The principal of Howard High School is suing officials with the county and state teachers unions, as well as the unions themselves, claiming that they conducted a "smear" campaign against her.

Mary J. Day, who has served as principal of Howard High School since 1995, names the Howard County Education Association and its president, Joseph R. Staub Jr., and the Maryland State Teachers Association and its union business agent assigned to Howard County, Marius Ambrose in her lawsuit.

The lawsuit seeks $1 million in compensatory damages and $500,000 in punitive damages for each of several counts alleging breach of contract, negligence and civil conspiracy.

The lawsuit alleges that Staub took a "malice-inspired" "confidence/no confidence survey" in May 2001, asking Howard High teachers to assess Day's performance as a result of concerns that had been raised by union members.

Desire to help kids achieve taking teacher to Baltimore

For weeks, Stephen O. Gibson grappled with the decision to apply for the fellowship program. He loved Lime Kiln Middle School, which he affectionately dubbed "my baby," but he knew Baltimore schools have been struggling.
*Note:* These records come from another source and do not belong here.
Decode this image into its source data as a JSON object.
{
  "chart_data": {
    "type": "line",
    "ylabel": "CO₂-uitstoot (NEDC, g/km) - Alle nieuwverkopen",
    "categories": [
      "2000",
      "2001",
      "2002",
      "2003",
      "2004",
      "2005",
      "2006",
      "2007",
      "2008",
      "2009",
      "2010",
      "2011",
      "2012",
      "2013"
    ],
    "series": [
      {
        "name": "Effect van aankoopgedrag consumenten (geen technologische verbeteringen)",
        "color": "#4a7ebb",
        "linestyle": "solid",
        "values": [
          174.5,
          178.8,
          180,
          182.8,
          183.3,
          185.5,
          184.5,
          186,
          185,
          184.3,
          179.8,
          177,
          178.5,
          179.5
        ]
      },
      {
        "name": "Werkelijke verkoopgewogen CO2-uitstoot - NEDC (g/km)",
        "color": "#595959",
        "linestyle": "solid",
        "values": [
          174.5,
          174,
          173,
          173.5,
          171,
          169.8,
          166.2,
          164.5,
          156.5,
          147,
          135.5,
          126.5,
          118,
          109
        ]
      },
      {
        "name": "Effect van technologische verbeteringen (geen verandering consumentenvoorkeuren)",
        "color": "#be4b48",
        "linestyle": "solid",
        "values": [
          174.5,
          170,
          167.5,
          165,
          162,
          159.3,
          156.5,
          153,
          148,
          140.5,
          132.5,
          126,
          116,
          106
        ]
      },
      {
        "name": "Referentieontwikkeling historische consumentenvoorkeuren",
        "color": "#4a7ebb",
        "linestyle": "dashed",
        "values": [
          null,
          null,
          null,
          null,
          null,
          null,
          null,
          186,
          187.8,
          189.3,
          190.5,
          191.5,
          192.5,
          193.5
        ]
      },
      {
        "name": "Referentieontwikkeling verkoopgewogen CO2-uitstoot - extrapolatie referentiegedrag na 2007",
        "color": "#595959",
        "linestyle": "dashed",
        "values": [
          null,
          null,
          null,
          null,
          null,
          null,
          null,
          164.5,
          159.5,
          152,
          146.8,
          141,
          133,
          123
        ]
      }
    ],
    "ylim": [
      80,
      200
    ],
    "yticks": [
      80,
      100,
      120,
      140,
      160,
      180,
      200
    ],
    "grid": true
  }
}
He said he faced the nagging question, "Can I give back more than I'm actually giving right now?" He decided he could.

When Gibson, 47, leaves the southern Howard County school, where 71 percent of the pupils scored at a satisfactory level in 2001 statewide testing, he will be heading to Hamilton Middle School in Northeast Baltimore, where 11 percent scored at that level.

Heroin, diseased heart said to kill man in police custody

An Annapolis man who died in the custody of Howard County police in April was killed by a dose of heroin that stopped his diseased heart, a medical examiner's report shows.

Howard County police officials and family members of 32-year-old Michael Keliher Donahue, who died April 6 after being arrested on suspicion of driving under the influence of alcohol, disagreed over the significance of the report.

Police said the results proved that they acted correctly because Donahue, of the 200 block of Providence Road, showed no signs of physical abuse. Police also said that they are continuing an internal investigation into the incident but that they are unlikely to make any policy changes because of Donahue's death. Donahue's family and lawyers say police should have known that he was in physical danger and should have given him medical attention.

Columbia Democrats group endorses Schaefer rival

William Donald Schaefer might be considered a strong favorite to repeat as Maryland's comptroller, but the Columbia Democratic Club has a message for him: It's time to retire.

By a wide margin, the club endorsed rival candidate John T. Willis, Maryland's secretary of state, who Schaefer has said is on a mission from Gov. Parris N. Glendening to unseat him.

Willis strongly denies that, but he said the 54-23 vote Wednesday night is important for his campaign.